2015~2016년, 이 책의 저자들은 중국의 농촌에서 ‘이상 징후’를 느꼈다. 그전까지 농촌에서는 도저히 찾기 힘들었던 젊고 건강한 사람들을 이제는 흔하게 볼 수 있게 된 것이었다. 도시의 직장에서 일하던 사람들이 일자리를 잃고, 고향에 돌아와 있었다.
1980년대 이후 30여 년간 중국은 엄청난 인구와 낮은 임금으로 급속한 경제성장을 이루었다. 세계적 기업은 물론, 중국 국내 기업들의 공장이 곳곳에 들어서고 전국의 노동자들이 몰려들었다. 이들의 임금이 상승하면서 소비력이 커졌고, 건설, 서비스, 공산품에 대한 수요가 급상승했다. 이는 중국의 경제를 지속적으로 성장시키는 선순환을 창출했다.
하지만 이러한 성장의 선순환은 영원히 지속될 수 없었다. 노동자들의 임금이 오르고 세계화가 진행되면서, 기업들은 더 싼 노동력을 찾아 다른 나라로 옮겨 가거나 로봇 등의 자동화 시스템을 갖추기 시작했고, 더는 저숙련 노동자들을 찾지 않게 되었다. 이들 노동자들이 새로운 일자리를 얻지 못하고 기업의 외면을 받게 된 것은, 중국 정부가 인적 자원에 대한 투자를 소홀히 했기 때문이다.

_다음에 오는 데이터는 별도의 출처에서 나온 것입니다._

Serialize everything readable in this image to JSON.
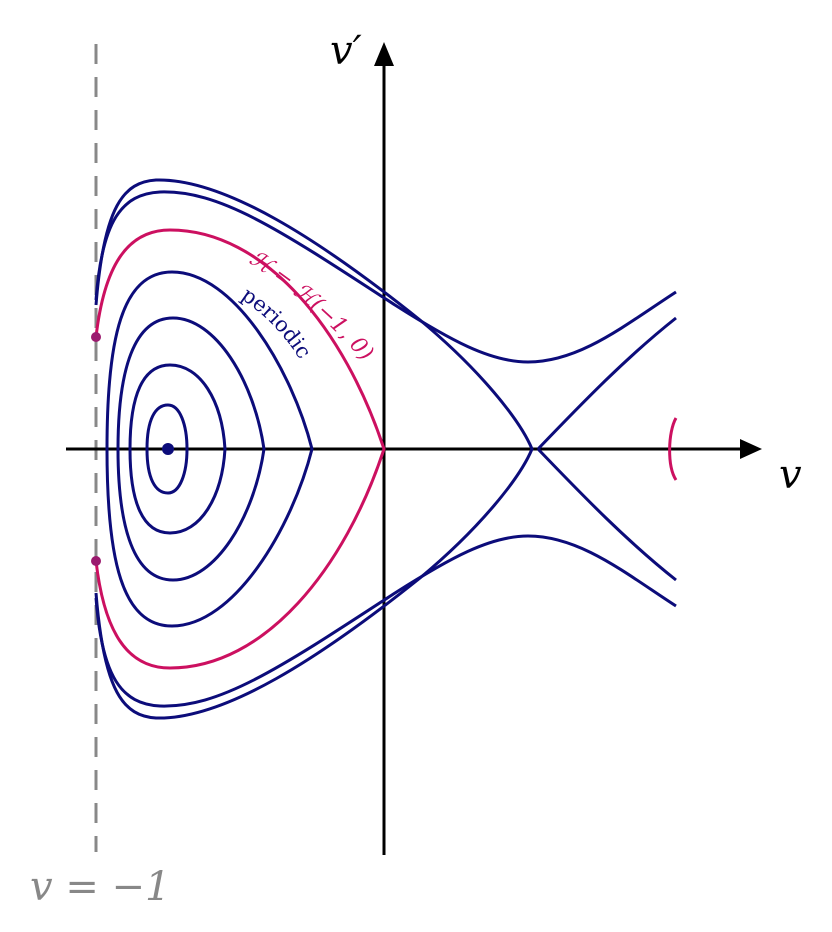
{
  "axes": {
    "x_label": "v",
    "y_label": "v′",
    "asymptote_label": "v = −1"
  },
  "annotations": {
    "separatrix_label": "ℋ = ℋ(−1, 0)",
    "periodic_label": "periodic"
  },
  "colors": {
    "orbit": "#0c0c7a",
    "separatrix": "#cc1060",
    "axis": "#000000",
    "asymptote": "#888888",
    "marker_points": "#9b1a6e"
  }
}
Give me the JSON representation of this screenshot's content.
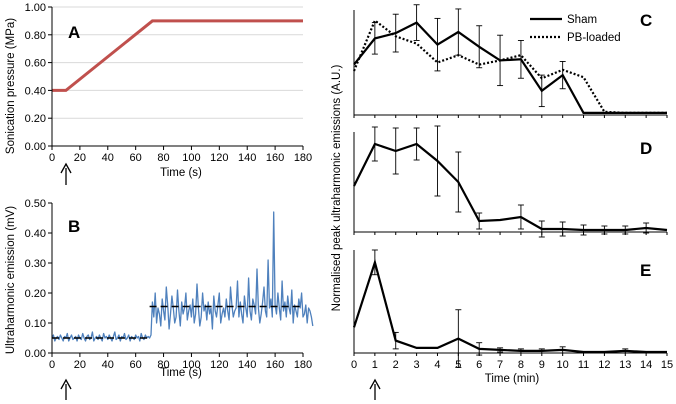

세계은행 보고서에 따르면 1960년에 중진국이던 101개 국가 중 2008년까지 고소득 국가가 된 곳은 한국, 아일랜드, 대만 등 13개국밖에 없다. 2015년 기준, 중국 노동인구의 30% 정도만이 고등학교 이상 교육을 받았는데, 이는 한국, 대만, 아일랜드, 이스라엘이 고소득 국가로 전환되기 이전의 72%보다 한참 낮은 비율이다. 그 어느 나라도 고등학교 취학률 50% 미만에서 중진국 함정을 피하지 못했다.
거대한 교육.보건 불평등
단순히 중국 노동인구가 교육을 제대로 받지 못한 것만이 문제인 것은 아니다. 도시와 농촌의 진학률 차이를 보면, 2010년 기준 중국 도시 노동력의 44%가 고등학교 이상 교육을 받은 반면, 농촌 지역은 11%에 그쳤다. 또한 교육의 질에도 차이가 크다. 많은 농촌의 학생들이 교육의 질이 낮은 직업학교에 다니고 있으며, 실제 같은 학년을 비교한 성취율 평가에서 농촌의 초등학교 4학년 학생들은 도시 학생들보다 2개 학년 이상 뒤처진 것으로 나타났다. 3세 미만 어린이의 75%가 농촌에서 태어나 성장하는 현실에서, 중국의 미래 노동력과 경제에 큰 우려를 가질 수밖에 없는 이유다.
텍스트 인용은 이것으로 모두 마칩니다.